For Social Security benefit purposes, a disability is the "inability to engage in any substantial gainful employment by reason of any medically determinable physical or mental impairment which can be expected to result in death or which has lasted or can be expected to last for a continuous period of not less than 12 months." 53 F.S.M.C. 603(6). "Substantial gainful employment" is "not only an inability to engage in your previous occupation or work, but also means that based on your education, experience and limitations there are no other occupations that you could perform." Social Security Reg. § 100.2. Persons are entitled to Social Security disability benefits if they are currently and fully insured, are disabled and have been so for at least three full calendar months, and have filed a complete application with the Social Security Administrator for disability insurance. 53 F.S.M.C. 803A.
"A [Social Security] claimant becomes 'entitled' to benefits once he [or] she has applied and has provided convincing evidence of entitlement." Neth v.
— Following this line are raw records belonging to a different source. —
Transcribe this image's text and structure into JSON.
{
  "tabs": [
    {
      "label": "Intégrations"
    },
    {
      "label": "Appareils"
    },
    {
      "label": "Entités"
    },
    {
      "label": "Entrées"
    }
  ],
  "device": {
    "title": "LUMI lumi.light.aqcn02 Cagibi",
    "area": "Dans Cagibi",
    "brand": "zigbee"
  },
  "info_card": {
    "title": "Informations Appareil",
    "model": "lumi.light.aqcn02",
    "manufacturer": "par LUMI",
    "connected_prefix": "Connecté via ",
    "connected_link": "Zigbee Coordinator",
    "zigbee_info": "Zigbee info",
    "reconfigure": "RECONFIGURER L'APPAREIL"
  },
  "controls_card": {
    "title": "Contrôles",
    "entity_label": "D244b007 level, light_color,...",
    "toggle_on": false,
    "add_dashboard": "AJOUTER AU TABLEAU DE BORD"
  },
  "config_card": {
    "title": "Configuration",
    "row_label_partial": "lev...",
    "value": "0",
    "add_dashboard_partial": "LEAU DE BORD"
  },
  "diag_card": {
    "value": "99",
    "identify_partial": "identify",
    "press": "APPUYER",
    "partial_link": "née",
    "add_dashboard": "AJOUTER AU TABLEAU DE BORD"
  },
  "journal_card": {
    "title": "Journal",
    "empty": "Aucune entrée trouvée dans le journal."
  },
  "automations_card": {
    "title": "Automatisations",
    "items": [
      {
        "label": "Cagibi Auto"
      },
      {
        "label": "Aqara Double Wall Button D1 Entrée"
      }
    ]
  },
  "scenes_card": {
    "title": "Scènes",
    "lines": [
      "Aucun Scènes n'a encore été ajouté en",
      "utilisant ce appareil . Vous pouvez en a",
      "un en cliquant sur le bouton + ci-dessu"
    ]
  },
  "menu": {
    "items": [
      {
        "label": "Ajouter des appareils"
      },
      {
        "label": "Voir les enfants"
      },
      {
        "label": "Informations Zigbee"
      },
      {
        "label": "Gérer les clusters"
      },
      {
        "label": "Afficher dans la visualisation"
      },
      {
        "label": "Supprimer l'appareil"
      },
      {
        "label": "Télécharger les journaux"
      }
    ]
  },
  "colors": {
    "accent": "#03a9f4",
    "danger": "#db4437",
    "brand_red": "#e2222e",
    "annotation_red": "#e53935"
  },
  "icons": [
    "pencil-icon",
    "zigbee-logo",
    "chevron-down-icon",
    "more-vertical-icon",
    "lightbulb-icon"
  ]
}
FSM Social Sec. Admin., 20 FSM R. 362, 367 (Pon. 2016) (relying on Social Sec. Reg. § 100.2). A Social Security benefit applicant is responsible for providing the evidence needed to prove his or her entitlement to Social Security benefits. Id. at 369-70 (citing Social Sec. Reg. § 100.5). The evidence Thalman provided was insufficient to be convincing.
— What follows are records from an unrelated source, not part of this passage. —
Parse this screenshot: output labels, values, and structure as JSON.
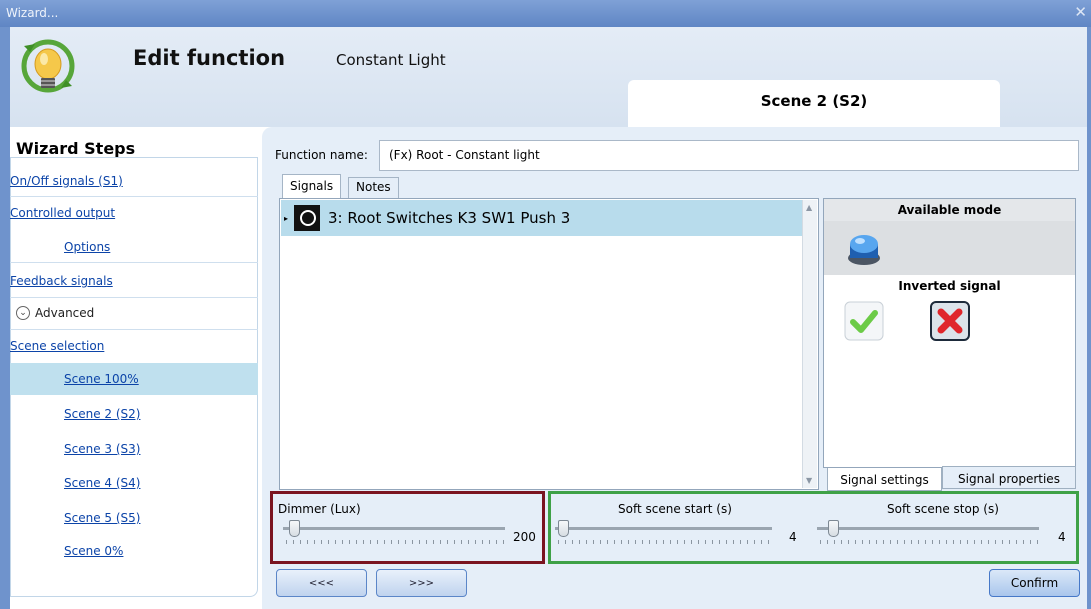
{
  "window": {
    "title": "Wizard...",
    "close_glyph": "✕"
  },
  "header": {
    "title": "Edit function",
    "subtitle": "Constant Light",
    "scene_tab": "Scene 2 (S2)",
    "logo_icon": "lightbulb-cycle-icon"
  },
  "sidebar": {
    "heading": "Wizard Steps",
    "items": [
      {
        "label": "On/Off signals (S1)"
      },
      {
        "label": "Controlled output"
      },
      {
        "label": "Options"
      },
      {
        "label": "Feedback signals"
      },
      {
        "label": "Advanced"
      },
      {
        "label": "Scene selection"
      },
      {
        "label": "Scene 100%"
      },
      {
        "label": "Scene 2 (S2)"
      },
      {
        "label": "Scene 3 (S3)"
      },
      {
        "label": "Scene 4 (S4)"
      },
      {
        "label": "Scene 5 (S5)"
      },
      {
        "label": "Scene 0%"
      }
    ]
  },
  "function_name": {
    "label": "Function name:",
    "value": "(Fx) Root - Constant light"
  },
  "tabs": [
    {
      "label": "Signals"
    },
    {
      "label": "Notes"
    }
  ],
  "signals": [
    {
      "label": "3: Root Switches K3 SW1 Push 3"
    }
  ],
  "mode_panel": {
    "available_mode": "Available mode",
    "inverted_signal": "Inverted signal",
    "colors": {
      "accept": "#5cbf3a",
      "reject": "#d9262a",
      "mode_button": "#2f7fd6"
    }
  },
  "settings_tabs": [
    {
      "label": "Signal settings"
    },
    {
      "label": "Signal properties"
    }
  ],
  "dimmer": {
    "label": "Dimmer (Lux)",
    "value": "200"
  },
  "soft_start": {
    "label": "Soft scene start (s)",
    "value": "4"
  },
  "soft_stop": {
    "label": "Soft scene stop (s)",
    "value": "4"
  },
  "nav": {
    "back": "<<<",
    "next": ">>>",
    "confirm": "Confirm"
  },
  "highlight_colors": {
    "dimmer_box": "#7a1420",
    "soft_box": "#3ea147"
  }
}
Social Security based its decision to deny Thalman's application on the home interview, Vanderburgh's evaluation of Thalman's file including the medical records it contained and the interview report, and the lack of certain information and records that, if present, might have further supported Thalman's claim.
The court therefore concludes that the Social Security decision was supported by competent, material, and substantial evidence that Thalman was not disabled because he was capable of engaging in his former occupation or a similar occupation. That finding is therefore conclusive as to the fact that, when Social Security and later the Social Security Board made their determinations, Thalman was not sufficiently impaired to qualify as disabled for Social Security disability benefits.
Accordingly, Social Security's denial of disability benefits for Athanasius Thalman is affirmed.
Thalman asserts that his condition has worsened and that he now requires dialysis treatment to survive. If this is so, the court urges Thalman to provide Social Security the necessary supporting evidence and to either reapply for or, if it is possible, amend his application for Social Security benefits and proceed based on his current condition.
_____________________________________Footnotes:
1 See also Neth v. FSM Social Sec. Admin., 20 FSM R. 362, 366, 372 (Pon. 2016); Louis v. FSM Social Sec. Admin., 20 FSM R. 268, 272 (Pon. 2015); Hadley v. FSM Social Sec. Admin., 20 FSM R. 197, 200 (Pon. 2015).
2 "Generally there are three standards of review for administrative decisions: 1) arbitrary and capricious, or abuse of discretion; 2) reasonableness, or substantial evidence; and 3) de novo, or agreement review." GMP Hawaii, Inc. v. Ikosia, 19 FSM R. 551, 554 n.2 (Pon. 2014) (citing 33 CHARLES A. WRIGHT & CHARLES H. KOCH, JR., FEDERAL PRACTICE AND PROCEDURE § 8331, at 155 (2006)).